Так вот, на этюдах… Иногда из кустов выбредал неизвестный или пара неизвестных. Предполагая у них злобные намерения, мы щупали наши ножи. Неизвестные или проходили стороной, лишь косясь на нас издали, или приближались, воровато шаря глазами. Написав «воровато», я не ошибся, потому что, согласно нашей эстетике, мир был населен уродами, недоносками, плодами смешения дурных кровей и дурной наследственности. И согласно нашей эстетике, если выходил вдруг на поляну инвалид, мы с Андрюшкой радостно переглядывались. Думаю, по молодости нам нравилось необыкновенное. Дул вдруг свежий ветер, пахнущий весенней зеленью, он не нравился нам, но вдруг задувал он под чуть другим углом и доносил запах затхлого дыма! Это в паре сотен метров от поляны замаскировавшийся среди деревьев допотопный заводик — два здания красного кирпича — жег свой мусор, и мы жадно вдыхали запах. Гниль. Хорошо!
В Андрюшкином доме на его же лестничной площадке жил старый кореец. Андрюшка с упоением рассказывал, что однажды выносил мусорное ведро, и в нем среди прочего находился завонявший кусок мяса, — уходя на дежурство, Андрюшка забыл сунуть мясо в холодильник… Кореец, взбиравшийся по лестнице, подвигал ноздрями и остановил Андрюшку. Кореец узнал по запаху разлагающееся мясо и выпросил его у художника. «Корейцы специально закапывают мясо в землю, дабы оно протухло. Протухшее мясо у них — деликатес», — разглагольствовал Андрюшка. Хотя мы оба тотчас поместили протухшее мясо в нашу эстетику, ни я, ни он не были готовы к поеданию такого мяса. Но вот другое блюдо из корейского меню — собачатину — мы с Андрюшкой хотели бы отведать, и Андрюшка попросил корейца приобщить нас к поеданию собак. Кореец, хитро улыбаясь, уверил нас, что легенды о корейцах, поедающих собачатину, — клевета. Мы решили, что он боится закона. Однако нам было неизвестно, существует ли в Уголовном кодексе СССР закон, запрещающий поедание собак.
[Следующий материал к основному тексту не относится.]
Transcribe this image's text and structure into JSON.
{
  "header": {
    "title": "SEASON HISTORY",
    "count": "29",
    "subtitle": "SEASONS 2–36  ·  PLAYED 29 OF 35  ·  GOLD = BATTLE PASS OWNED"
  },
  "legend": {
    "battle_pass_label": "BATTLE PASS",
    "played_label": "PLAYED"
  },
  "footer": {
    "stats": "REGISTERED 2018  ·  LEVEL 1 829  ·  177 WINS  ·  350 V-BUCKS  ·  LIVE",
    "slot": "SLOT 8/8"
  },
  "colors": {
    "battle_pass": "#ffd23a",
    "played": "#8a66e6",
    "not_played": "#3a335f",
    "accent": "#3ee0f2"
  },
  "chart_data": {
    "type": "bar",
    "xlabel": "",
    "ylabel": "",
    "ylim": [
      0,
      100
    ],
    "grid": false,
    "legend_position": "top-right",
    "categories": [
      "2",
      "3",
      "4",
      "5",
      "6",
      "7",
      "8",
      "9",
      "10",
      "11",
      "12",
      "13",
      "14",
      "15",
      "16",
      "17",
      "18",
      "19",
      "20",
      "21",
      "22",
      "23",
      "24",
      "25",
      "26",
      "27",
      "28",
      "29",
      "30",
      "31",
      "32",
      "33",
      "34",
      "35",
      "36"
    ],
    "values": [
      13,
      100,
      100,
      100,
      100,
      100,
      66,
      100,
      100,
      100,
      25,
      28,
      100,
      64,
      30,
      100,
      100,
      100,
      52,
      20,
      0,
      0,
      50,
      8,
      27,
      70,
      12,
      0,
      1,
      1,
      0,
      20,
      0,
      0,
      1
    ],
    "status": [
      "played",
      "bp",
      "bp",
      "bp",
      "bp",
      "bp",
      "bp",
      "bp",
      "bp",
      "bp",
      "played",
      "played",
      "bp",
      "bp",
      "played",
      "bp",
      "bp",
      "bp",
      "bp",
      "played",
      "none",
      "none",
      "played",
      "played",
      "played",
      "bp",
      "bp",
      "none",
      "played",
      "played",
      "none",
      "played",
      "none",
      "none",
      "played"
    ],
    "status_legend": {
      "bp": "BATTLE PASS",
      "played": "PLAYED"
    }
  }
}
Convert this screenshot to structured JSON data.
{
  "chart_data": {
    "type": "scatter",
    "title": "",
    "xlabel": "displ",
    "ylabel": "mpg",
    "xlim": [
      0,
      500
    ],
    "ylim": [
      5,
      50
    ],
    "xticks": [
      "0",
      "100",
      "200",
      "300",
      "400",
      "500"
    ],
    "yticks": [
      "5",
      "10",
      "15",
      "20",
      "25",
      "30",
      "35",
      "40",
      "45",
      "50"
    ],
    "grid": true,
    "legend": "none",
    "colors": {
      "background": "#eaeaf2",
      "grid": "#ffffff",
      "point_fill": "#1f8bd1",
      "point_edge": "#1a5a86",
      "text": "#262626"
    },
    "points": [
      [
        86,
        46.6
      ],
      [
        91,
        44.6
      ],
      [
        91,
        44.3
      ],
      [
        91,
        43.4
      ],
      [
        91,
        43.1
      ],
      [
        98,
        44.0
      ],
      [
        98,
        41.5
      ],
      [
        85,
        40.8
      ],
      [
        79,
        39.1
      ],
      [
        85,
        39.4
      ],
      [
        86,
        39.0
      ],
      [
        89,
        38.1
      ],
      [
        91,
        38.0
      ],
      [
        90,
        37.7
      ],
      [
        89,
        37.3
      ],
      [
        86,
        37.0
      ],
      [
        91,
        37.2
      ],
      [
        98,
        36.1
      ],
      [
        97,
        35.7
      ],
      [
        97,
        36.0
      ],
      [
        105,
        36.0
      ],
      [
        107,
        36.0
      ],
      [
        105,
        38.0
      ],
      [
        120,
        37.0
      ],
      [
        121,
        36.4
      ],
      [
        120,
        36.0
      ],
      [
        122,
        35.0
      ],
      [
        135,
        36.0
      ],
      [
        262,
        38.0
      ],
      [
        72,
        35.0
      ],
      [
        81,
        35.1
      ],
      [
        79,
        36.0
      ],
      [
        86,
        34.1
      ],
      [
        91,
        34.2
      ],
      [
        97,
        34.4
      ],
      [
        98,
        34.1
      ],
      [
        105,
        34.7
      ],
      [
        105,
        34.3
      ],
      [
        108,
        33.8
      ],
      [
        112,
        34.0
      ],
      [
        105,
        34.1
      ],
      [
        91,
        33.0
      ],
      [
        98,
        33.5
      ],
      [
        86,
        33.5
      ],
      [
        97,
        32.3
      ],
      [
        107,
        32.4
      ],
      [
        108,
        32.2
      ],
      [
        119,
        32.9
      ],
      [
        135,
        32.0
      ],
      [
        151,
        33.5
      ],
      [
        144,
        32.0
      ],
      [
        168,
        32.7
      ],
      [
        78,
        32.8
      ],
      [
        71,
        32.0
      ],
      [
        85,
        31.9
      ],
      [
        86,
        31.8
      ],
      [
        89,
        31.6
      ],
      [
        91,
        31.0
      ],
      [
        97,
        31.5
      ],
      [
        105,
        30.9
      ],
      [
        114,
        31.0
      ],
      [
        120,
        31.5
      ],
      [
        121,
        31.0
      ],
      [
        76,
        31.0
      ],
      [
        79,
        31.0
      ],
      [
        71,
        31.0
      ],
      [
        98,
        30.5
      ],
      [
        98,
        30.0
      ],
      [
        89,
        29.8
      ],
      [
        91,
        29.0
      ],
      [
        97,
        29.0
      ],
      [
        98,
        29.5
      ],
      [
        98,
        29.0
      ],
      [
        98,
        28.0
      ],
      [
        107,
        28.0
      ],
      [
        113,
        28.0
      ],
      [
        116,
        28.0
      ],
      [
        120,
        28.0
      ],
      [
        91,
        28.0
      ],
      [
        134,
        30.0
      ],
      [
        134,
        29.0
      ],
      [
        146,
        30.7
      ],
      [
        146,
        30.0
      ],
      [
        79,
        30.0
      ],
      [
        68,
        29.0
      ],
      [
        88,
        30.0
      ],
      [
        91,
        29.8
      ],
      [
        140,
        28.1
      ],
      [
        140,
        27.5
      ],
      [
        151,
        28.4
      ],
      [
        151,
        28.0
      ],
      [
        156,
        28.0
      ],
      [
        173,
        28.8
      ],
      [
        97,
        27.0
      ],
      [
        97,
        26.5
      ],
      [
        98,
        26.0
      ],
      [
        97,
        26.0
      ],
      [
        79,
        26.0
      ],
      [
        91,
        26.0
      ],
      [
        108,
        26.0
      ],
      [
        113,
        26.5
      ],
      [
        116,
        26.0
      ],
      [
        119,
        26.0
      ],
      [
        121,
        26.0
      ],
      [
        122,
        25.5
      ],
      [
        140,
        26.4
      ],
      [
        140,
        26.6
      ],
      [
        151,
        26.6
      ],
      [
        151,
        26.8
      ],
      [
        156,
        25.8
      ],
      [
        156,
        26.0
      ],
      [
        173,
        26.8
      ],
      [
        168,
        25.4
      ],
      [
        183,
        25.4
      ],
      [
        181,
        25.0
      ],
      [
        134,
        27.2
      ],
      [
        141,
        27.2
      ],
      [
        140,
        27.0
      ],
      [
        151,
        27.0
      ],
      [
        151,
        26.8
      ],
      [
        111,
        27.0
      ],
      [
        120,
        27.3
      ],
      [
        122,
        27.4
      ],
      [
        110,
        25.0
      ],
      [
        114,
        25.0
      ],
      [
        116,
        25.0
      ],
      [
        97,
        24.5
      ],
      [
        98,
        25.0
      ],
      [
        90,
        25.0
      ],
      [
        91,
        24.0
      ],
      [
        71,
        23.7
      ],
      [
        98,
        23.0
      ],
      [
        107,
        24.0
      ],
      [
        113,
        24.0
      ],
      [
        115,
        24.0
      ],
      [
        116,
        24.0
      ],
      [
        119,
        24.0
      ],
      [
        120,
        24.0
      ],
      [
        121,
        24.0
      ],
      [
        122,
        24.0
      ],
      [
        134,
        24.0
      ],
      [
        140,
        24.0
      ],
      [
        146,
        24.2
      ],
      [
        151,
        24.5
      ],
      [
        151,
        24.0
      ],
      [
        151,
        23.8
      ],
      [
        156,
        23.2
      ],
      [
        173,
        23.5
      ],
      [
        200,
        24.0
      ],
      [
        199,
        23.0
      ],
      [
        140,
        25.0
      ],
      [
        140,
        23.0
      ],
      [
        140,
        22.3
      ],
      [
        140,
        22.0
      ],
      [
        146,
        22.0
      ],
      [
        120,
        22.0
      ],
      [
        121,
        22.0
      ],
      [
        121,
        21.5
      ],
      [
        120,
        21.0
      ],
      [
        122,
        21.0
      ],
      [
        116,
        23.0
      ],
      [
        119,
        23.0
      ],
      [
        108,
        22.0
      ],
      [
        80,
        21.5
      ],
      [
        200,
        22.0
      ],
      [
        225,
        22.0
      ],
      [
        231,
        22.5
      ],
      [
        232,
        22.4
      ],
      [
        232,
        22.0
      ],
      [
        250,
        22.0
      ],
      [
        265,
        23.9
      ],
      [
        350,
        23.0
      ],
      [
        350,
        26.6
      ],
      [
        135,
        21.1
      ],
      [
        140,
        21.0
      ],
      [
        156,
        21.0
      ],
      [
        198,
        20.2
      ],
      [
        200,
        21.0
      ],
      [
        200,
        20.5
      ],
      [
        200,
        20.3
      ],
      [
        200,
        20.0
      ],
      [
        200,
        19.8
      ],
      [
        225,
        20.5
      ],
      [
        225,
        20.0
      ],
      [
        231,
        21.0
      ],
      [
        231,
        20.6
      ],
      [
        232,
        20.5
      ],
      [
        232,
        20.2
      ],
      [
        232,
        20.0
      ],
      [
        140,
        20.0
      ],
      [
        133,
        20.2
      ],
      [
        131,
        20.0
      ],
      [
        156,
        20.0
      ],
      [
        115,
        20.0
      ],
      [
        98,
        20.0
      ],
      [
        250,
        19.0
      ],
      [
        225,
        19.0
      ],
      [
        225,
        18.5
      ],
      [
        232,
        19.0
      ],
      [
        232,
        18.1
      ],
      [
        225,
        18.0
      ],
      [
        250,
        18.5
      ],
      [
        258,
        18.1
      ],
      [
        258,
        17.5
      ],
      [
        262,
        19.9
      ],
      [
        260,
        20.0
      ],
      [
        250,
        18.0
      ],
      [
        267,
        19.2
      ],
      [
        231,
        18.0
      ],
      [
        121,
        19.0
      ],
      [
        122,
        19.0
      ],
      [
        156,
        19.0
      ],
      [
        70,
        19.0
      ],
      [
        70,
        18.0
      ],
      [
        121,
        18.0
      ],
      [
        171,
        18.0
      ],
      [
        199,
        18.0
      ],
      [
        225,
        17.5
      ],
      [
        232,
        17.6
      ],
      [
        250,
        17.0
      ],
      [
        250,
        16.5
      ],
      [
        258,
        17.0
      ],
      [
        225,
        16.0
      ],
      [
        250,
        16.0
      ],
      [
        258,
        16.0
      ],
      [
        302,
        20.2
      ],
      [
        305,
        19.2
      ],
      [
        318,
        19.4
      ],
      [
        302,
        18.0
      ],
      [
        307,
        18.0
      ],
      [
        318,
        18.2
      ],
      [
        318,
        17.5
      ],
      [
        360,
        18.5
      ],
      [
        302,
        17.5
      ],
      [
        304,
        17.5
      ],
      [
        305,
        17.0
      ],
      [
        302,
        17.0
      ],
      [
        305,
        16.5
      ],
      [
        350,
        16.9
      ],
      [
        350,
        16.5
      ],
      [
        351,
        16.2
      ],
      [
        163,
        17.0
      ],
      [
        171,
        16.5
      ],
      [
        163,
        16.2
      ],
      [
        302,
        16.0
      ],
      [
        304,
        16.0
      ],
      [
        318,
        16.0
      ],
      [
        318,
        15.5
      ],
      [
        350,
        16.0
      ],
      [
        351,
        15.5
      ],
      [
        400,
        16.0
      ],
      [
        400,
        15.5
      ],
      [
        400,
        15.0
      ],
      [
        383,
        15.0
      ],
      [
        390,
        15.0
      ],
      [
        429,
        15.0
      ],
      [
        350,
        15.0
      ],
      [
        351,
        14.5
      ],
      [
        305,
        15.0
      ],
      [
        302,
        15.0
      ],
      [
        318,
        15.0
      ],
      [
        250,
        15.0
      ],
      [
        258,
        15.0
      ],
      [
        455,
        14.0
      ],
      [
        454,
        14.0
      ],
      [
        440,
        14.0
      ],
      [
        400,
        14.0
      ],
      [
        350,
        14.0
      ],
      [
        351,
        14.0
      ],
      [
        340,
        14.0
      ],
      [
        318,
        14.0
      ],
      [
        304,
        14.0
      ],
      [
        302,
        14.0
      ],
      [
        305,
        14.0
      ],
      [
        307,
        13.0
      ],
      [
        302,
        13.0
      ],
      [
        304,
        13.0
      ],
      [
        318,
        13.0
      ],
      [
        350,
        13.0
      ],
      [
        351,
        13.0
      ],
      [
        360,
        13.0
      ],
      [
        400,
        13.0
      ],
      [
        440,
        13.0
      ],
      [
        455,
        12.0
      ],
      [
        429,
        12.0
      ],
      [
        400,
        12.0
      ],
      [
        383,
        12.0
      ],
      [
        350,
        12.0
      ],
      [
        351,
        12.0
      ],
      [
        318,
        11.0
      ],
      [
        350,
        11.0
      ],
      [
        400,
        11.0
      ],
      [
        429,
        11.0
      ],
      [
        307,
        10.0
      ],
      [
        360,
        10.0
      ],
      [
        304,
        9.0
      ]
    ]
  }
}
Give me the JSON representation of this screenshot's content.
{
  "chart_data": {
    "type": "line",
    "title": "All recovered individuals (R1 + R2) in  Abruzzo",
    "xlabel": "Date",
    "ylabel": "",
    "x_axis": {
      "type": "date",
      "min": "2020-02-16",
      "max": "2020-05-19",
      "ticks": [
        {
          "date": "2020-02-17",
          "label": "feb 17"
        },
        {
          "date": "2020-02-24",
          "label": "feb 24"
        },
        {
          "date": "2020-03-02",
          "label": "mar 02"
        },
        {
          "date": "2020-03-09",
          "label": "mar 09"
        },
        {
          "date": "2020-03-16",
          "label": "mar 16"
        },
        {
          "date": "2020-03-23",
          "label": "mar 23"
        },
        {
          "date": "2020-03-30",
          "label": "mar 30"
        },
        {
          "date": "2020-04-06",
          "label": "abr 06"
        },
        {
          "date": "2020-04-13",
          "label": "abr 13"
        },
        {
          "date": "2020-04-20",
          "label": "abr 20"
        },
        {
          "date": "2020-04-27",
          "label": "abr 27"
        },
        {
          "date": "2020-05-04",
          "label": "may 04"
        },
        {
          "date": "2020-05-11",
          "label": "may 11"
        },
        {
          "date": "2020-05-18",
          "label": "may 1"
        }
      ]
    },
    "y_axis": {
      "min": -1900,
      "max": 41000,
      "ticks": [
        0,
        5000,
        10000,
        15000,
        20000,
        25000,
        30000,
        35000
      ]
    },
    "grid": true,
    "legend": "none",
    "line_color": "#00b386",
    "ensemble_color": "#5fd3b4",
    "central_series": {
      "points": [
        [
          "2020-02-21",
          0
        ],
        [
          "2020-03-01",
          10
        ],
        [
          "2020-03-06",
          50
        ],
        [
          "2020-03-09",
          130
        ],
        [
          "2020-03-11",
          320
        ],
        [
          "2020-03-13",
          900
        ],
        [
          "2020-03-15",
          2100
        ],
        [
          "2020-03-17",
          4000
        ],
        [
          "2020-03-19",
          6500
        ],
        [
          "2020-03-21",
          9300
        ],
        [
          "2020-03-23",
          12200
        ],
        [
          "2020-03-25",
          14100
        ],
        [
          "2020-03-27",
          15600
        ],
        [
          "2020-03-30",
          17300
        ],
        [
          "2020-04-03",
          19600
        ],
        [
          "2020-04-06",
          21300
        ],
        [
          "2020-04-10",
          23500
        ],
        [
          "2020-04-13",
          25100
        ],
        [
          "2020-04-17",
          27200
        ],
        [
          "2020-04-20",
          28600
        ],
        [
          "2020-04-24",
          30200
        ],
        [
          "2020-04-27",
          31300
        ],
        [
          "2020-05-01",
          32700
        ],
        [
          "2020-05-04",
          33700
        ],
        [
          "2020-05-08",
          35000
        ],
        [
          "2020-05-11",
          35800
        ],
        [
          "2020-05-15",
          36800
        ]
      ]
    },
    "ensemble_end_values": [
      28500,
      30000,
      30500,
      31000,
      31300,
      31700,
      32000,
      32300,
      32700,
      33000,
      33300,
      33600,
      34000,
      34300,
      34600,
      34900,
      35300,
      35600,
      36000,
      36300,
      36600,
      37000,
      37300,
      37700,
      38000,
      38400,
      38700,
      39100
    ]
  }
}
Возвращаясь однажды с этюдов и проходя по «Киилинг граундс», среди трупов лягушек, Андрюшка предложил мне отрезать у них лапки и приготовить дома эти самые знаменитые лягушачьи лапки. Он не знал, как их готовить, не знал и я, мы решили, что сварим лапки и будем есть их с майонезом. Андрюшка остановился, извлек из ящика с красками скальпель в чехле, Андрюшка все же был фельдшер, потому носил с собой скальпель, не расставаясь с ним, и мы брезгливо стали собирать трупики. Диких мальчиков нигде не было видно. Лишь со стороны города, из-за железнодорожной насыпи, донеслись к нам вдруг крики детей. Неизвестно, злодеев ли подростков или же детей помладше. «Слушай, — сказал я, — может быть, они уже разложились и не годятся в пищу. Отравимся еще на хуй». Андрюшка подумал, скальпель в руке — лягушка на ящике с красками, брюшко сомкнулось вокруг смертельной раны, лишь несколько красно-синих пленок тянутся от живота, подумал и изрек: «Солнца не было, Лимонов, температура еще низкая, ни хуя они не успели испортиться». И, приказав мне взяться за голову лягушки, стал отрезать у трупика конечности…
Трупов было множество, но нас хватило лишь на десяток.